Merklich entspannter und weltläufiger ist naturgemäß vor allen anderen Städten Taschkent geworden. Zugleich erweist sich diese einst nach Moskau, Leningrad und Kiew viertgrößte Metropole der udssr mehr denn je als ästhetisch und atmosphärisch hoch spannender Hybrid. Da sind zum einen die Mahallas: Die Zahl dieser traditionell in basisdemokratischer Selbstverwaltung organisierten Nachbarschaftsviertel schrumpft rapide. Schuld daran sind die wild wütenden Bulldozer zukunftstrunkener Bauherren. Doch es gibt sie noch. In ihren labyrinthisch engen, unasphaltierten Gassen stößt man nach wie vor auf ballesternde Buben und auf Händler mit Karren voll Wassermelonen und Kurut, den harten, kastaniengroßen Käsebällchen. Man kann noch Kühe brüllen und Schafe blöken hören. Es duftet nach Plov, dem so nahrhaften Nationalgericht, das die Großmütter hier noch mit tüchtig Hammelfett im Eisenkessel über offenem Feuer kochen. Und mit etwas Glück öffnet sich in einer der fensterlosen Lehmmauern ein Haustor und gibt den Blick frei auf einen Moment Leben, das ungestört im stillen Andante des Ostens dahinfließt – auf einen Hof etwa, darin zwei Alte im Schatten einer Weinlaube auf einem Tapchan, dem mit Teppich belegten Holzbett, bei grünem Tee über einer Schachpartie brüten.
Außerhalb dieser Refugien des Privaten dominiert allerdings die brachiale Leere realsozialistischer Stadtplanung. Nach der Bebenkatastrophe hatte man Taschkents Wiederaufbau zum nationalen Projekt erklärt, um Leistungskraft und Solidarität der sowjetischen Völkergemeinschaft unter Beweis zu stellen. Nach einem Generalplan stampften freiwillige Helfer, herbeigeströmt aus allen Ecken des Landes, im Rekordtempo eine Retortenstadt aus dem Boden. Sie geriet, dem Zeitgeist in Politik und Bevölkerung entsprechend, der Architektur ein ähnlich großes Ansehen wie dem Militärwesen und der Weltraumfahrt beimaß, zu einem städtebaulichen Schaufenster der revolutionären Moderne.

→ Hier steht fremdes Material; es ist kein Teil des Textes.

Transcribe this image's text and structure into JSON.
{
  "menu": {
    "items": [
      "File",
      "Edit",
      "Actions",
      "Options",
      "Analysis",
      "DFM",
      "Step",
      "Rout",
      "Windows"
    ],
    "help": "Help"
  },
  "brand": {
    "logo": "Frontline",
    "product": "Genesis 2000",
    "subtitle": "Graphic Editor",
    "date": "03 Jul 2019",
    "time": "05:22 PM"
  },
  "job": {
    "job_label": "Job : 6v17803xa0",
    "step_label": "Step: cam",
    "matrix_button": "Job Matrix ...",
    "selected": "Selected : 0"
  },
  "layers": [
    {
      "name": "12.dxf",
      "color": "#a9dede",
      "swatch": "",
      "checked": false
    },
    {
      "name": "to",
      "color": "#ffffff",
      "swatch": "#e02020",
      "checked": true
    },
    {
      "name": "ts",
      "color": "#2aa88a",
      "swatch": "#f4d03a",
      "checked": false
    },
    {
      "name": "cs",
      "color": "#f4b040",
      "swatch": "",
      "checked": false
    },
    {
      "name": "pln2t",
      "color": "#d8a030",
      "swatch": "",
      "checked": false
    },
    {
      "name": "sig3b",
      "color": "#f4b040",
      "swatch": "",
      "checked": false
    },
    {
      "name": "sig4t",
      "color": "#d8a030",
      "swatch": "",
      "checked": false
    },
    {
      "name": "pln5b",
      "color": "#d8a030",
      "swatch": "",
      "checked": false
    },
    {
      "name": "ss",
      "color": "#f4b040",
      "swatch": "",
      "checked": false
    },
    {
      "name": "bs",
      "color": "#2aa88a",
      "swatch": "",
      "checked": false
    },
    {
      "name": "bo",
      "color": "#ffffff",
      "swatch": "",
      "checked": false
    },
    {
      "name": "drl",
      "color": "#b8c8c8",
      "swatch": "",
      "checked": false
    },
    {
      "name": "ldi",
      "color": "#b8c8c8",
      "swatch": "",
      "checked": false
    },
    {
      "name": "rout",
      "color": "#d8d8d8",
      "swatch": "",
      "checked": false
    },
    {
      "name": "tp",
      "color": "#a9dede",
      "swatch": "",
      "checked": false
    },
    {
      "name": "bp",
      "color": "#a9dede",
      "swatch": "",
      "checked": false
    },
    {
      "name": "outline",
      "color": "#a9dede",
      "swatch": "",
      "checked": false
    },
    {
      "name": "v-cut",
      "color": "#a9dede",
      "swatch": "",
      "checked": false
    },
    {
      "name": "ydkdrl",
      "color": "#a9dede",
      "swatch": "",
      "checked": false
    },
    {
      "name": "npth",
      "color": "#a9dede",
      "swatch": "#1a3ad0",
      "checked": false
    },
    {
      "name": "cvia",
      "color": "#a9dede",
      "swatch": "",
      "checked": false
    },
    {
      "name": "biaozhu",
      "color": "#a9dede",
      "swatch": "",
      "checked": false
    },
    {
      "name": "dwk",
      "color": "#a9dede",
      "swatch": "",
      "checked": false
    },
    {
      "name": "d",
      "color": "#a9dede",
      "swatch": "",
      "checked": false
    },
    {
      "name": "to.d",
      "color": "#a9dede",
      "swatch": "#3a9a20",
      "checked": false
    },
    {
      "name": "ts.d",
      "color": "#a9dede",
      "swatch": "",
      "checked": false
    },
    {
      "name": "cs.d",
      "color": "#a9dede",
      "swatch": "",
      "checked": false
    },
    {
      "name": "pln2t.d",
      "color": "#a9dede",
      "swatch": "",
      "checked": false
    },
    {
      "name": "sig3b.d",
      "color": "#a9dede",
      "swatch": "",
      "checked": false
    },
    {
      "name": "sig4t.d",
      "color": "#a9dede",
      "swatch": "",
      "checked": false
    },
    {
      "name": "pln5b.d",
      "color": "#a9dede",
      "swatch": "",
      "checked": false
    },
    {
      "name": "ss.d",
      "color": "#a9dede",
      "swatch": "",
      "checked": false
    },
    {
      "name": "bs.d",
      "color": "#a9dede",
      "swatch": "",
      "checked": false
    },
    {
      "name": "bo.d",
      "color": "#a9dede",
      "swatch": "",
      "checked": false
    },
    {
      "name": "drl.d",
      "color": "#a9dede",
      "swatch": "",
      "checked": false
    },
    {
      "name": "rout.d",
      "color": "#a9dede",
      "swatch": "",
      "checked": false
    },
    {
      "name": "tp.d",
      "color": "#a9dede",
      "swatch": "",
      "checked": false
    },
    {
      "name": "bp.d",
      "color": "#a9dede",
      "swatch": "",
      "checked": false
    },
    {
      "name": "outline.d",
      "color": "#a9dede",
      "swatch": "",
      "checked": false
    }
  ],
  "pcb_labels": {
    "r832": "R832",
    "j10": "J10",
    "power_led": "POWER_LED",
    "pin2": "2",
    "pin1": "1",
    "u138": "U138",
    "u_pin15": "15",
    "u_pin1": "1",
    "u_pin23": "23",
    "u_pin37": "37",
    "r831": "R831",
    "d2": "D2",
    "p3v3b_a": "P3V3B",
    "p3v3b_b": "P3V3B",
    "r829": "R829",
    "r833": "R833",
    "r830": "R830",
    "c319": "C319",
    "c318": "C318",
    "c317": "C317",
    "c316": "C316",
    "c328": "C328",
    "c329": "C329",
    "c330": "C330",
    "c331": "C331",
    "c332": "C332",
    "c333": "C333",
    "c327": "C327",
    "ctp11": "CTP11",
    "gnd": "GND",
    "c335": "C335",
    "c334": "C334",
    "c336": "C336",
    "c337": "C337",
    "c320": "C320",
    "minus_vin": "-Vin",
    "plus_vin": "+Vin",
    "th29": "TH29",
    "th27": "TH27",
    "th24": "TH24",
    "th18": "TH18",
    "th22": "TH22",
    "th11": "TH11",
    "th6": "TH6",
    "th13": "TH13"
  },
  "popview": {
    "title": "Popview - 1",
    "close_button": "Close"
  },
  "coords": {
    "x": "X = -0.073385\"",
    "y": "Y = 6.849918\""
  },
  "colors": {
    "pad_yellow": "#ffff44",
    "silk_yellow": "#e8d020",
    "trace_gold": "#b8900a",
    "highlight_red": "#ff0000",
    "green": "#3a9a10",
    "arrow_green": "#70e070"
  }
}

Über das Resultat kann man aus guten Gründen lästern: über das neue Zentrum, das in seiner Sterilität und Megalomanie ein von gewaltsamen Ideologien und Utopien geprägtes Staatsverständnis widerspiegelt. Über Klötze wie das ehemalige Lenin-Museum und den Sitz des zk der Partei oder den raketenhaften Mega-Fernsehturm. Oder auch über die hyperbreiten Prospekte, konzipiert vorrangig, so scheint es, für Mai-Aufmärsche, Panzerparaden und Präsidentenlimousinen mit ihren rasenden Eskorten, und in Permanenz supersauber gehalten von den allgegenwärtigen Besenbrigaden. Die Nase rümpfen kann man auch über die Entrücktheit, den Pomp und Kitsch der nach der Unabhängigkeit entstandenen Herrschaftsarchitektur – Repräsentationsbauten wie Parlament, Rathaus, Börse, Timuriden-Museum, die mit ihren neoislamischen Elementen eine rückwärtsgewandte nationale Identität beschwören.